Istruttivi perché fanno capire, con la prossemica, gli sguardi, i toni di voce, che nella classe dirigente di questo partito non c’è nessun minimo comun denominatore, non c’è stima e rispetto reciproco: Bersani che, stancamente e senza crederci neanche più, cerca di far tornare in riga il giovane con la polo arancione, in nome di un presunto buon senso moderato (“ma perché ogni volta che facciamo un passettino…”), Ignazio Marino che urla “voto voto” e si guarda intorno in cerca di improbabili puntelli, Stumpo che si china sulle spalle del segretario suggerendo chissà cosa (Stumpo, personaggio misterioso: è responsabile dell’organizzazione del PD ma sulla rete, di lui, si trova pochissimo: chi è? che storia ha? chi l’ha messo lì? per quali meriti?), Rosy Bindi che perentoria rassicura la stampa: “non c’è nessunissimo problema”. E poi il buttafuori dalla faccia truce e intontita che impedisce con la forza al giornalista di continuare a riprendere il j’accuse dell’uomo in polo arancione verso il segretario del suo partito…
Ho rivisto più volte i video, osservato quei volti e quelle parole, quei gesti, e ogni volta che li vedevo li trovavo più familiari, poi ho capito: quell’assemblea era identica ai collegi docenti della mia scuola: stessa tensione frustrata di pochi, stessa mancanza di leadership, stessa apatia di una maggioranza disinteressata alla discussione, stessa indifferenza per il rispetto delle procedure democratiche. Il motivo di questa somiglianza è semplice: in entrambi i casi si tratta di strumenti assembleari puramente formali, vissuti con indifferenza e dispetto da chi conta davvero, perché tanto le decisioni si prendono altrove.
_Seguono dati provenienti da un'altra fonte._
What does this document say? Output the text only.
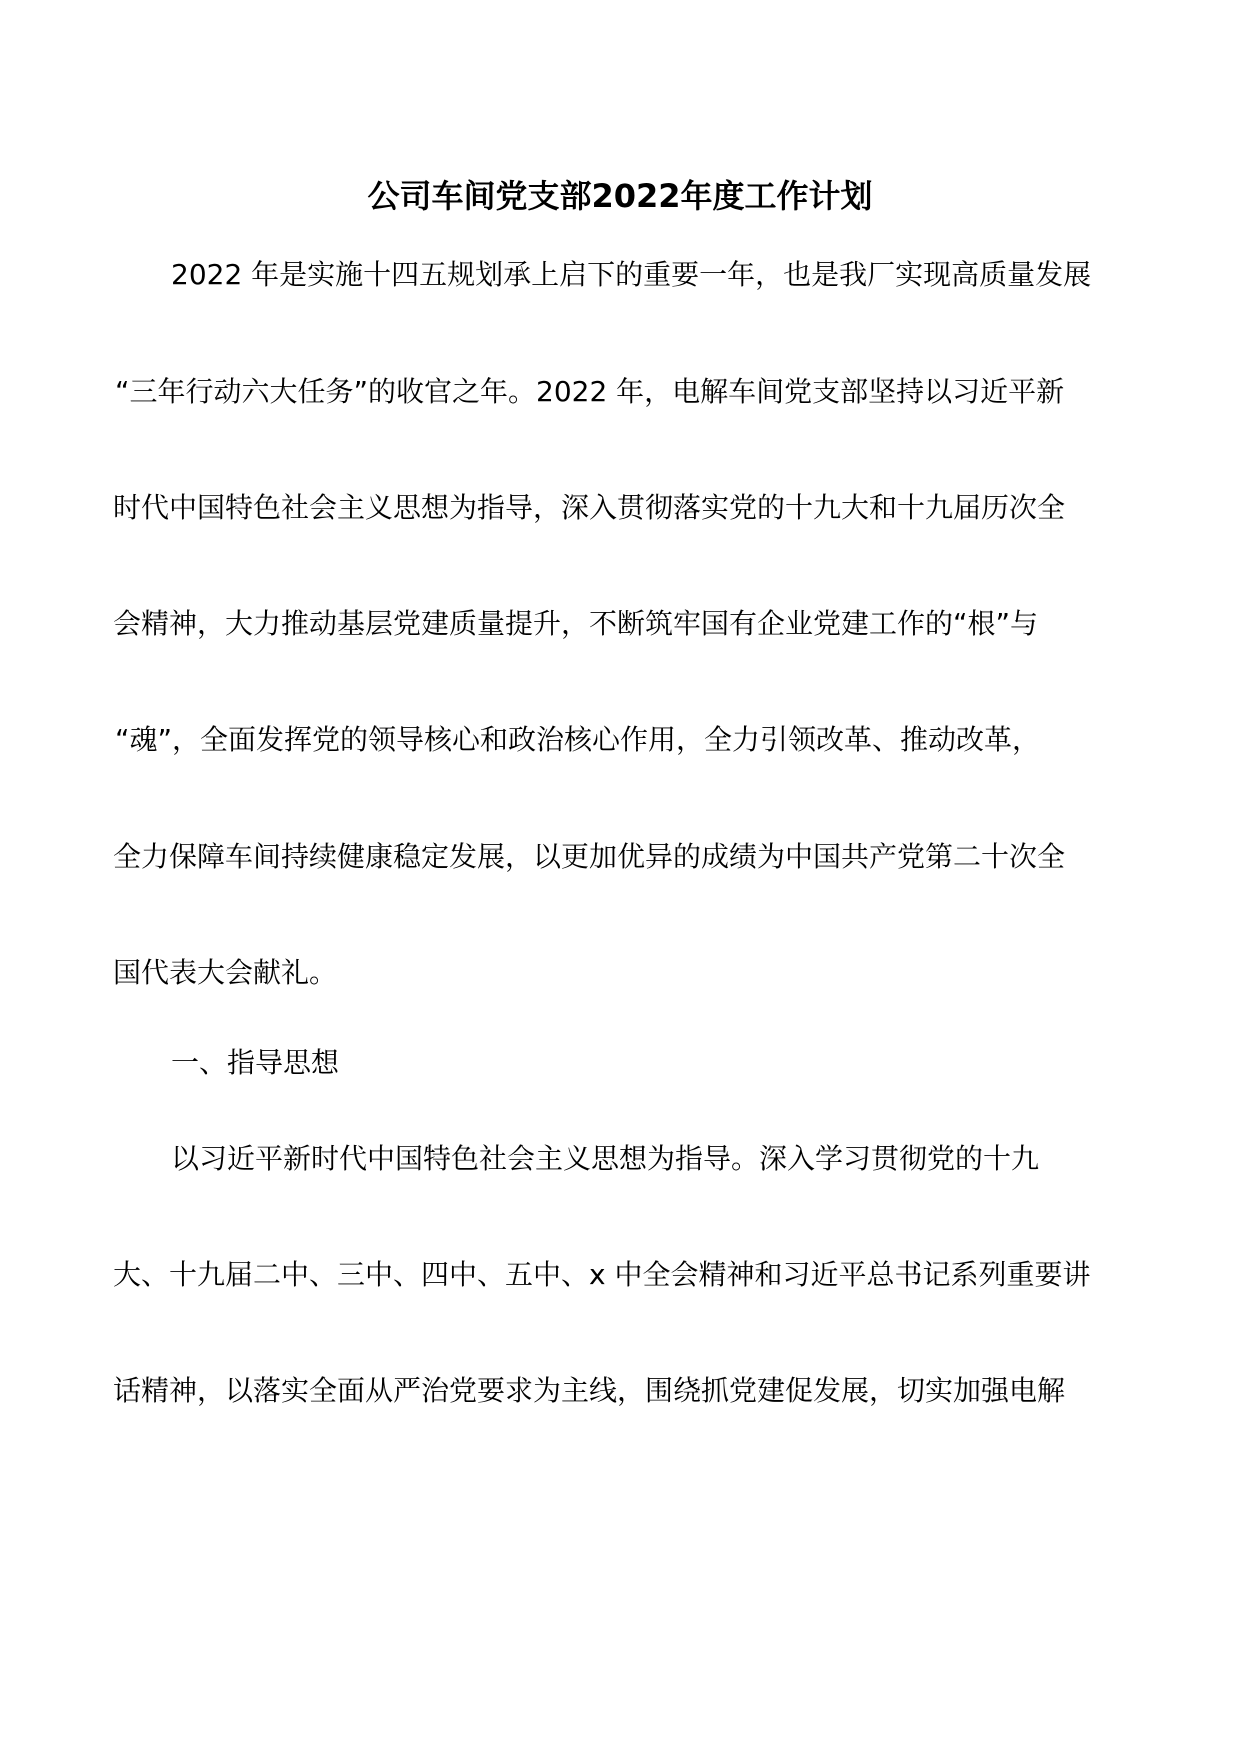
公司车间党支部2022年度工作计划
2022 年是实施十四五规划承上启下的重要一年，也是我厂实现高质量发展
“三年行动六大任务”的收官之年。2022 年，电解车间党支部坚持以习近平新
时代中国特色社会主义思想为指导，深入贯彻落实党的十九大和十九届历次全
会精神，大力推动基层党建质量提升，不断筑牢国有企业党建工作的“根”与
“魂”，全面发挥党的领导核心和政治核心作用，全力引领改革、推动改革，
全力保障车间持续健康稳定发展，以更加优异的成绩为中国共产党第二十次全
国代表大会献礼。
一、指导思想
以习近平新时代中国特色社会主义思想为指导。深入学习贯彻党的十九
大、十九届二中、三中、四中、五中、x 中全会精神和习近平总书记系列重要讲
话精神，以落实全面从严治党要求为主线，围绕抓党建促发展，切实加强电解
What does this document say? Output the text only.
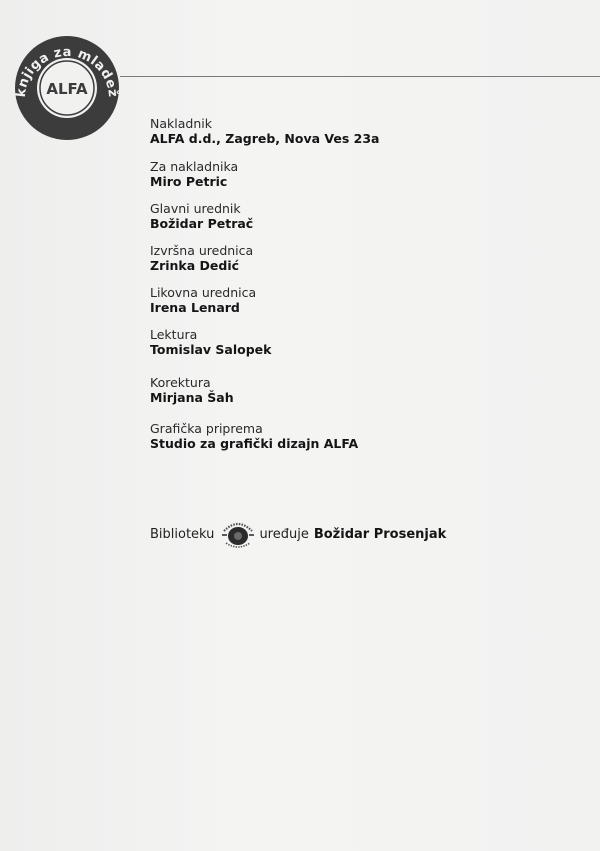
knjiga za mladež
ALFA
Nakladnik
ALFA d.d., Zagreb, Nova Ves 23a
Za nakladnika
Miro Petric
Glavni urednik
Božidar Petrač
Izvršna urednica
Zrinka Dedić
Likovna urednica
Irena Lenard
Lektura
Tomislav Salopek
Korektura
Mirjana Šah
Grafička priprema
Studio za grafički dizajn ALFA
Biblioteku	uređuje Božidar Prosenjak
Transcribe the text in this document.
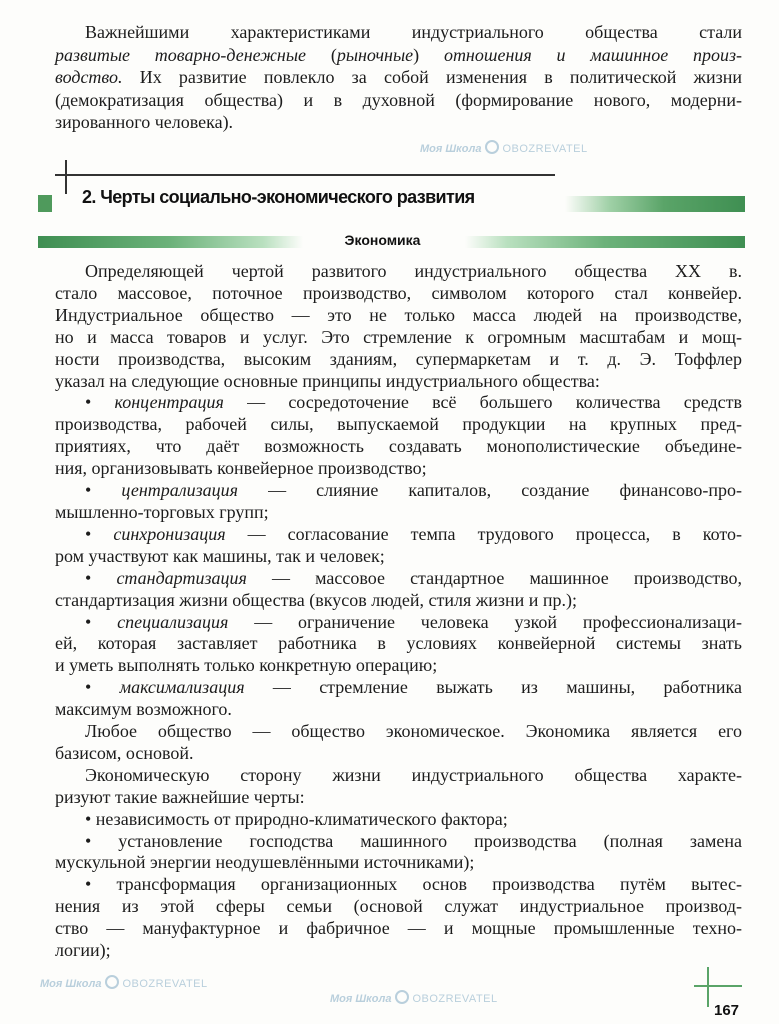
Моя Школа OBOZREVATEL
Моя Школа OBOZREVATEL
Моя Школа OBOZREVATEL
Важнейшими характеристиками индустриального общества стали
развитые товарно-денежные (рыночные) отношения и машинное произ-
водство. Их развитие повлекло за собой изменения в политической жизни
(демократизация общества) и в духовной (формирование нового, модерни-
зированного человека).
2. Черты социально-экономического развития
Экономика
Определяющей чертой развитого индустриального общества XX в.
стало массовое, поточное производство, символом которого стал конвейер.
Индустриальное общество — это не только масса людей на производстве,
но и масса товаров и услуг. Это стремление к огромным масштабам и мощ-
ности производства, высоким зданиям, супермаркетам и т. д. Э. Тоффлер
указал на следующие основные принципы индустриального общества:
• концентрация — сосредоточение всё большего количества средств
производства, рабочей силы, выпускаемой продукции на крупных пред-
приятиях, что даёт возможность создавать монополистические объедине-
ния, организовывать конвейерное производство;
• централизация — слияние капиталов, создание финансово-про-
мышленно-торговых групп;
• синхронизация — согласование темпа трудового процесса, в кото-
ром участвуют как машины, так и человек;
• стандартизация — массовое стандартное машинное производство,
стандартизация жизни общества (вкусов людей, стиля жизни и пр.);
• специализация — ограничение человека узкой профессионализаци-
ей, которая заставляет работника в условиях конвейерной системы знать
и уметь выполнять только конкретную операцию;
• максимализация — стремление выжать из машины, работника
максимум возможного.
Любое общество — общество экономическое. Экономика является его
базисом, основой.
Экономическую сторону жизни индустриального общества характе-
ризуют такие важнейшие черты:
• независимость от природно-климатического фактора;
• установление господства машинного производства (полная замена
мускульной энергии неодушевлёнными источниками);
• трансформация организационных основ производства путём вытес-
нения из этой сферы семьи (основой служат индустриальное производ-
ство — мануфактурное и фабричное — и мощные промышленные техно-
логии);
167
Peccato che le decisioni che si prendono non appaiono minimamente all’altezza del momento storico.

A volte anche i direttivi del PD del mio paese – anche a quelli partecipo – mi danno sensazioni simili. Il ragazzo in arancione dice a Bersani “questo è un partito dove non si vota mai, non votiamo mai”. In effetti, anche al direttivo cittadino non ricordo una votazione che sia una. E se non ci si confronta/scontra fra posizioni diverse e non si vota, alla fine le differenze (quando ce ne sono, e ce ne sono sempre) rischiano di venir fuori nella maniera scomposta dell’Assemblea Nazionale di ieri. E, com’è ovvio, quando questo capita non fa bene a nessuno.
Aggiornamento (a proposito di prossemica): segnalo (qui, minuto 0.50) Paolo Cosseddu che urla “Tornate sulla terra, siete alieni!”; e, al minuto 1.50, l’anziano signore sullo sfondo che, mentre Scalfarotto con entusiasmo descrive l’ineluttabilità della marcia dei diritti gay (qui il suo meditato giudizio sui fatti di ieri), si versa un po’ d’acqua per mandar giù una pillola.